The result is an environmental portrait of one impala singled out of the herd in the background. We like the image because it is a nice representation of the living circumstances of plains game for instance in this case the impala.  

The Tips:

A) When photographing animals moving in a group, it can be difficult to find a good composition, as they understandably can not be directed. A portrait of one animal is nice, but then the feeling of the group is lost. Try to concentrate on one individual, use low aperture for shallow depth of field, so the other animal's silhouettes are still visible but blurred in the background, so the focus stays on your subject.

B) As for people's portraits, it is a prerequisite that the eye of the animal is in focus, so choose your focal point carefully and be sure it is aimed well at the eyes. With shallow depth of field of course the nose can be slightly out of focus, but that is always less disturbing than the other way around.

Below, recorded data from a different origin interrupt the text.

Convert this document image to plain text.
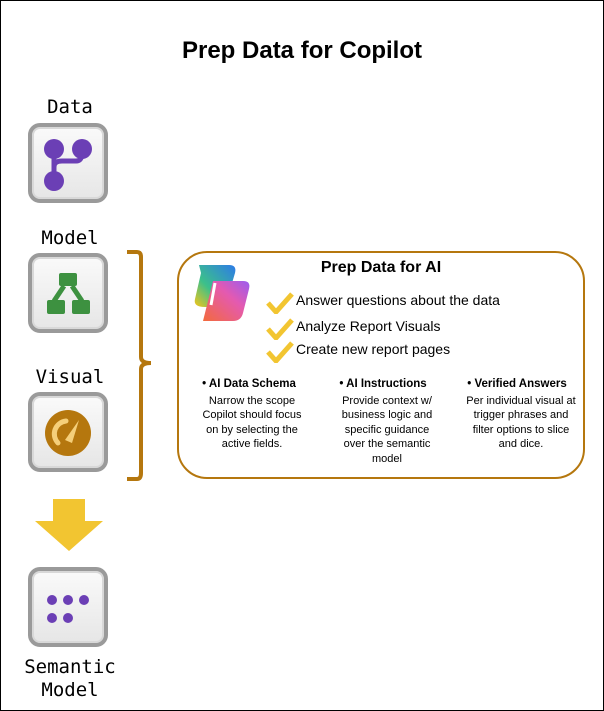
Prep Data for Copilot
Data
Model
Visual
Semantic
Model
Prep Data for AI
Answer questions about the data
Analyze Report Visuals
Create new report pages
• AI Data Schema
Narrow the scope Copilot should focus on by selecting the active fields.
• AI Instructions
Provide context w/ business logic and specific guidance over the semantic model
• Verified Answers
Per individual visual at trigger phrases and filter options to slice and dice.
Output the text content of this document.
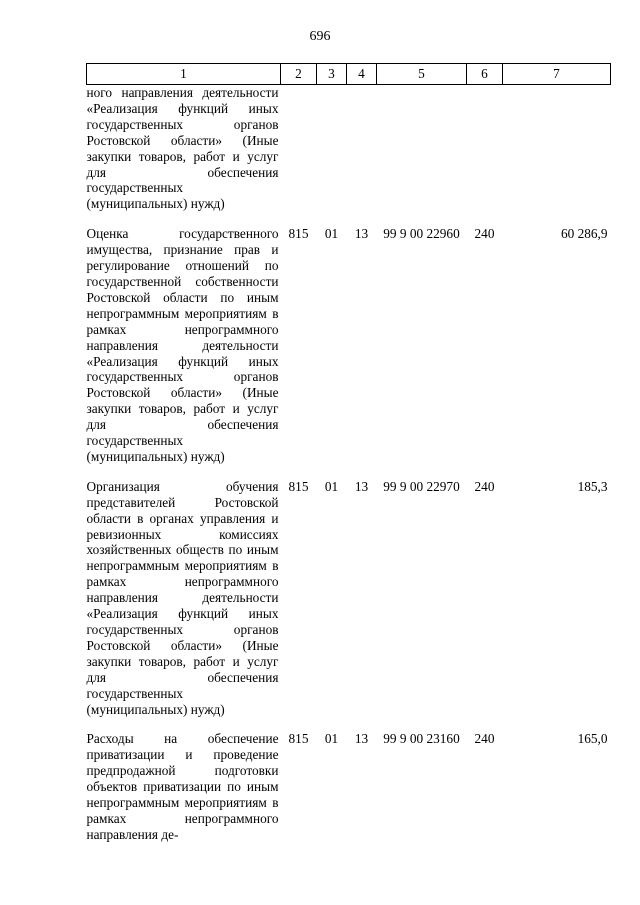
696
1	2	3	4	5	6	7
ного направления деятельности «Реализация функций иных государственных органов Ростовской области» (Иные закупки товаров, работ и услуг для обеспечения государственных (муниципальных) нужд)						

Оценка государственного имущества, признание прав и регулирование отношений по государственной собственности Ростовской области по иным непрограммным мероприятиям в рамках непрограммного направления деятельности «Реализация функций иных государственных органов Ростовской области» (Иные закупки товаров, работ и услуг для обеспечения государственных (муниципальных) нужд)	815	01	13	99 9 00 22960	240	60 286,9

Организация обучения представителей Ростовской области в органах управления и ревизионных комиссиях хозяйственных обществ по иным непрограммным мероприятиям в рамках непрограммного направления деятельности «Реализация функций иных государственных органов Ростовской области» (Иные закупки товаров, работ и услуг для обеспечения государственных (муниципальных) нужд)	815	01	13	99 9 00 22970	240	185,3

Расходы на обеспечение приватизации и проведение предпродажной подготовки объектов приватизации по иным непрограммным мероприятиям в рамках непрограммного направления де-	815	01	13	99 9 00 23160	240	165,0
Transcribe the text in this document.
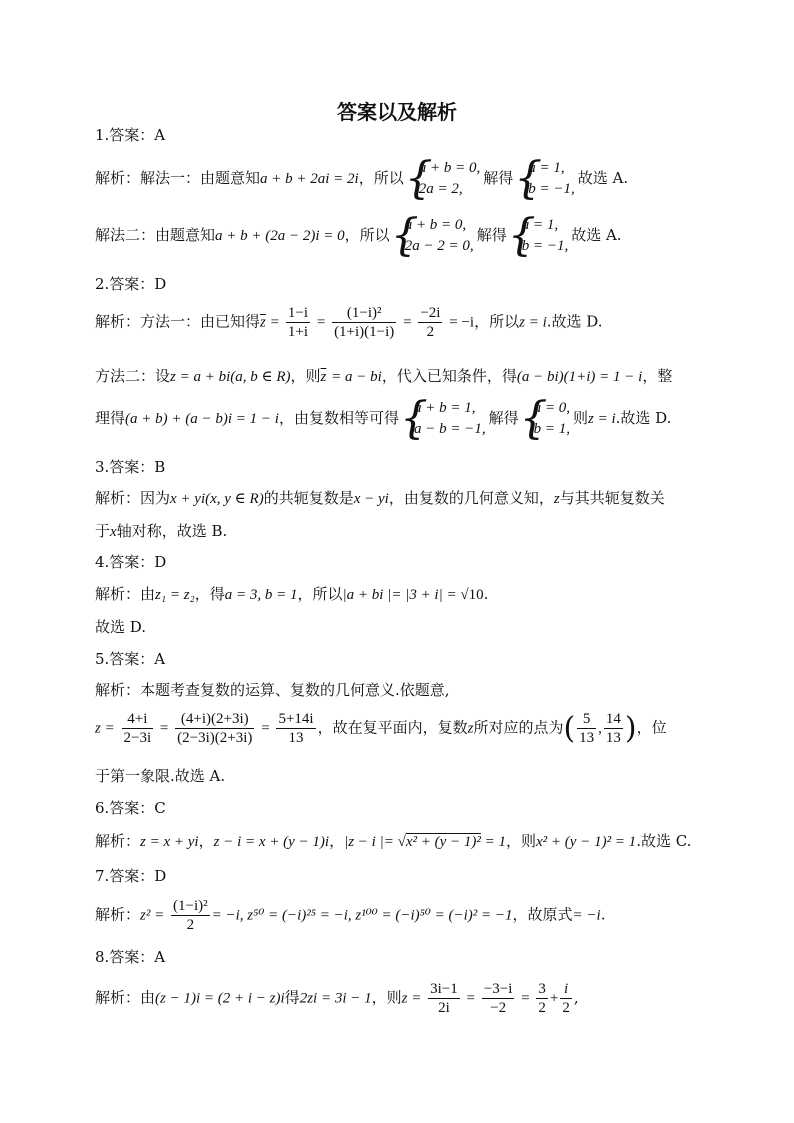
答案以及解析
1.答案：A
解析：解法一：由题意知a + b + 2ai = 2i，所以
{ a + b = 0,
2a = 2,
解得
{ a = 1,
b = −1,
故选 A.
解法二：由题意知a + b + (2a − 2)i = 0，所以
{ a + b = 0,
2a − 2 = 0,
解得
{ a = 1,
b = −1,
故选 A.
2.答案：D
解析：方法一：由已知得$\overline{z} = \frac{1-i}{1+i} = \frac{\text{(1−i)²}}{(1+i)(1-i)} = \frac{-2i}{2} = -i$，所以z = i.故选 D.
方法二：设z = a + bi(a, b ∈ R)，则$\overline{z} = a$ − bi，代入已知条件，得(a − bi)(1+i) = 1 − i，整
理得(a + b) + (a − b)i = 1 − i，由复数相等可得
{ a + b = 1,
a − b = −1,
解得
{ a = 0,
b = 1,
则z = i.故选 D.
3.答案：B
解析：因为x + yi(x, y ∈ R)的共轭复数是x − yi，由复数的几何意义知，z与其共轭复数关
于x轴对称，故选 B.
4.答案：D
解析：由z₁ = z₂，得a = 3, b = 1，所以|a + bi |= |3 + i| = √10.
故选 D.
5.答案：A
解析：本题考查复数的运算、复数的几何意义.依题意,
$z = \frac{4+i}{2-3i} = \frac{(4+i)(2+3i)}{(2-3i)(2+3i)} = \frac{5+14i}{13}$ ，故在复平面内，复数z所对应的点为( $\frac{5}{13}$ , $\frac{14}{13}$ )，位
于第一象限.故选 A.
6.答案：C
解析：z = x + yi，z − i = x + (y − 1)i，|z − i |= √x² + (y − 1)² = 1，则x² + (y − 1)² = 1.故选 C.
7.答案：D
解析：$z^2 = \frac{\text{(1−i)²}}{2} = -i$, z⁵⁰ = (−i)²⁵ = −i, z¹⁰⁰ = (−i)⁵⁰ = (−i)² = −1，故原式= −i.
8.答案：A
解析：由(z − 1)i = (2 + i − z)i得2zi = 3i − 1，则$z = \frac{3i-1}{2i} = \frac{-3-i}{-2} = \frac{3}{2} + \frac{i}{2}$ ,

C) In photographing portraits of moving animals be careful to use a shutter speed high enough to freeze the movement and retain sharpness. When there is not enough light, it is better to dial up the ISO because noise - if necessary - can be dealt with in post with good noise reduction software. An unsharp image due to motion blur on the other hand is usually beyond repair.

D) To direct the eye of the viewer in a natural way to the subject it is possible to use selective blurring as a sort of vignette blur in post-processing on top of shallow depth of field resulting from large aperture. If used sparsely, natural look and feel of the image is preserved.